La compagnie veut rattraper son retard sur le court et moyen courrier low cost. « Les dirigeants n’ont pas du tout anticipé le phénomène, se souvient Valérie Barca, qui a travaillé durant dix ans comme économiste au CCE d’Air France. Ils nous expliquaient avec une grande arrogance que le low cost ne pourrait ni avoir une clientèle d’affaires, ni faire du long-courrier. Ils se sont plantés sur les deux tableaux : avec la crise de 2008, de plus en plus d’entreprises ont choisi des compagnies comme Esay Jet et Ryanair, tandis que des compagnies du Golfe comme Emirates offrent désormais du long-courrier très compétitif. »

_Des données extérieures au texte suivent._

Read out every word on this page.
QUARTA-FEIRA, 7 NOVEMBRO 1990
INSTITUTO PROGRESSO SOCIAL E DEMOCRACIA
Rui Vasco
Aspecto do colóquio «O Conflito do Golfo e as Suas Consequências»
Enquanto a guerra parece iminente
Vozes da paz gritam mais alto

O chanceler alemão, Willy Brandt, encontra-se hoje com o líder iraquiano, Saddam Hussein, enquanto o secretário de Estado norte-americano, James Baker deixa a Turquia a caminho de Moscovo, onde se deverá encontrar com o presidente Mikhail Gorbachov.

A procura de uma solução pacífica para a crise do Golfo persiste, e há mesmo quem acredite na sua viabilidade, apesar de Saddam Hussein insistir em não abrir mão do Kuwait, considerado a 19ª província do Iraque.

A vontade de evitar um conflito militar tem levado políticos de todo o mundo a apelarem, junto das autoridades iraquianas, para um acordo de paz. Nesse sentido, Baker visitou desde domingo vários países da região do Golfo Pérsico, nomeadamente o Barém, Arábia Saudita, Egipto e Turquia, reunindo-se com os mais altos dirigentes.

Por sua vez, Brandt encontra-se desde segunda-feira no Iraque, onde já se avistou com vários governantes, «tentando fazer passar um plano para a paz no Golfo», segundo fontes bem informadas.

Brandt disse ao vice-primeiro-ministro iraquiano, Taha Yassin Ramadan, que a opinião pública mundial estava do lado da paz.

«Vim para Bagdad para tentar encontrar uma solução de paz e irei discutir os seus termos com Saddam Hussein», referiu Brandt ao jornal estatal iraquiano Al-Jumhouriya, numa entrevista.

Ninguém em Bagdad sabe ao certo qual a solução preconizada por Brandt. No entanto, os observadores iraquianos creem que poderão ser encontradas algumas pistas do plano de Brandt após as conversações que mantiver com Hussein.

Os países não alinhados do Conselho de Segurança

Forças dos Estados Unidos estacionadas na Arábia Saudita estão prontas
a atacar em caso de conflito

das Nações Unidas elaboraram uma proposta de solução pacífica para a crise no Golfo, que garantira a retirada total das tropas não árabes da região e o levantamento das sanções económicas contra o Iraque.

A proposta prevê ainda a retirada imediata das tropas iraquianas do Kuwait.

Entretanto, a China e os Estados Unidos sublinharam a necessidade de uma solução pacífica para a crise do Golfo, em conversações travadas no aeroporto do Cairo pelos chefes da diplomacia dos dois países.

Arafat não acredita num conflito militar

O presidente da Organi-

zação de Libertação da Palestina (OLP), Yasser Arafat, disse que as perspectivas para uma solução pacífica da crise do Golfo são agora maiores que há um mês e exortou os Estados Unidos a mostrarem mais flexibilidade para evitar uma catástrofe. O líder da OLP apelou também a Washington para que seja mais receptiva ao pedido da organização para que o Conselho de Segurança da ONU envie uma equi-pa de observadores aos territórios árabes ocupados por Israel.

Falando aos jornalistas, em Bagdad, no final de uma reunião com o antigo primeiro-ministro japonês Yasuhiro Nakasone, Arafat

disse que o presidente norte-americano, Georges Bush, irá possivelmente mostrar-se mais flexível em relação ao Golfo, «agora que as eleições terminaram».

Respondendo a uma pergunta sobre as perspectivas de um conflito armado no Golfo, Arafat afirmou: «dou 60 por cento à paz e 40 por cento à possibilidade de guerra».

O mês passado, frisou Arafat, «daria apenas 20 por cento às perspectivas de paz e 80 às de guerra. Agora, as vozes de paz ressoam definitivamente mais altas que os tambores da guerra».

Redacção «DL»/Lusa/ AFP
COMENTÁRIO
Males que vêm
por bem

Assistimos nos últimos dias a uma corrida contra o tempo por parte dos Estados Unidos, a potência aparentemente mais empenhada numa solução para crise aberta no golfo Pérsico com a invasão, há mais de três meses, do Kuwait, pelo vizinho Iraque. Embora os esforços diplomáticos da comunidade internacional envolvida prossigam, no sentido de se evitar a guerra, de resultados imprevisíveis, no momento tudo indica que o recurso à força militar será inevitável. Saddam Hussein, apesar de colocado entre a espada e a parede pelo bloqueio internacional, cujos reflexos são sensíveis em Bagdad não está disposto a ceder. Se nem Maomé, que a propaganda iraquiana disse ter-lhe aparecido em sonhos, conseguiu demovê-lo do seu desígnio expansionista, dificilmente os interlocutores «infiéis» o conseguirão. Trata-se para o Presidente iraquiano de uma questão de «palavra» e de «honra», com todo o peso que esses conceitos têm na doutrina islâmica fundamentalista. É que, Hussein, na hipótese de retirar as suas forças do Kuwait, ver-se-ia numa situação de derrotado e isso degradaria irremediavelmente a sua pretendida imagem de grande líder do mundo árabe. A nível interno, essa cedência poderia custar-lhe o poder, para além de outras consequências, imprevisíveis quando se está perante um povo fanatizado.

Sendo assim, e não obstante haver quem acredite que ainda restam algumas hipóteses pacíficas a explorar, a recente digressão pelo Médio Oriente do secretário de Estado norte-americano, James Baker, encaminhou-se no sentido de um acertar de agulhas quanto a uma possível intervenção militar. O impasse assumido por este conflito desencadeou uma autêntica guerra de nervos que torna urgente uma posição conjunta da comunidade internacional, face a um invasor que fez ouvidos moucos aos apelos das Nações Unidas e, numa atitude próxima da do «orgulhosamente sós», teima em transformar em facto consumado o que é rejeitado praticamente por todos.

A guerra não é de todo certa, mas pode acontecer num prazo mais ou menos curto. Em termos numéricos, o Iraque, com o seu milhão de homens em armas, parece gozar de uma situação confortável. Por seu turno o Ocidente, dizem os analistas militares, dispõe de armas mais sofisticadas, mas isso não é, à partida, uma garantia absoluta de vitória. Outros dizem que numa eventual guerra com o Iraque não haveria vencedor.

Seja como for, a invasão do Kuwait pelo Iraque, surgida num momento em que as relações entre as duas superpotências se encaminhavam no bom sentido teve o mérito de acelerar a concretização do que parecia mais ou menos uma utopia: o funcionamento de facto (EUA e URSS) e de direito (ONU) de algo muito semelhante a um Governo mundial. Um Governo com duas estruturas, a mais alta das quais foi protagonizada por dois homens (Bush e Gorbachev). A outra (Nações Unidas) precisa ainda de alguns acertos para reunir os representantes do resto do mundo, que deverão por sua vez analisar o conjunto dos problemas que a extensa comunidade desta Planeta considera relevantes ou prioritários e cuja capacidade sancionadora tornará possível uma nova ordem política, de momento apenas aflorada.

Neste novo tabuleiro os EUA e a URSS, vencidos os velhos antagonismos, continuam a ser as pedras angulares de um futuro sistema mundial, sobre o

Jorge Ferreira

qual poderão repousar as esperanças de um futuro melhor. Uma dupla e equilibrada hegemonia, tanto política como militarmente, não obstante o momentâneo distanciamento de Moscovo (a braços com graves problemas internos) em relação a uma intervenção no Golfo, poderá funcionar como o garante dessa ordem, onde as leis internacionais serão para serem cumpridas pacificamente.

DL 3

Il est vrai que, par rapport à d’autres pays européens comme l’Allemagne, le modèle low cost est arrivé relativement tard en France, où il ne concerne pour l’instant que 20% des vols, contre 45% en moyenne en Europe. Ceci notamment « en raison de l’existence du TGV, qui a longtemps répondu à une demande de voyages à moindre coût dans des conditions de temps de trajet comparables à l’avion, poursuit l’économiste. Mais lorsque le prix des TGV a commencé à augmenter dans les années 2000, ce sont Easy Jet et Ryanair qui en ont profité pour récupérer cette demande. »

Comment la direction entend-elle développer son modèle low cost ?

Au terme du plan de restructuration, la marque Air France ne se chargera plus que des vols long-courrier, a priori les plus rentables, tandis que sa filiale Hop ! s’occupera des vols domestiques n’alimentant pas le hub de Roissy. Quant aux vols européens destinés à la clientèle "loisirs", ils reviendront à Transavia. Lancée en 2007, cette filiale fournissait surtout des vols charters (c’est à dire des vols ponctuels ou saisonniers affrétés par un tour opérateur). Elle est désormais appelée à se transformer en véritable compagnie low cost, capable de concurrencer les géants EasyJet et Ryanair.

Pour y parvenir, la direction veut créer trois bases "Transavia Europe" à Lisbonne, Porto et Munich et faire passer de 14 à 37 le nombre d’avions de Transavia France. Une augmentation qui implique de revenir sur l’accord obtenu en 2007 par le SNPL, le syndicat de pilotes majoritaire, qui engageait la direction à ne pas exploiter plus de 14 appareils avec Transavia France.

Pourquoi les pilotes s’opposent-t-ils à ce projet et que proposent-ils ?

Sachant que Transavia France et Europe sont amenés à récupérer une partie croissante de l’activité d’Air France, les grévistes redoutent une délocalisation de l’emploi vers ces filiales aux conditions de travail et de rémunération dégradées. Les personnels navigants (pilotes et hôtesses) de Transavia France sont déjà payés environ 20% de moins que ceux de la maison mère, pour voler un nombre d’heure supérieur. Et il est à craindre que la direction mise sur le développement de Transavia Europe pour employer des pilotes sous droit portugais et réduire encore plus les coûts du personnel.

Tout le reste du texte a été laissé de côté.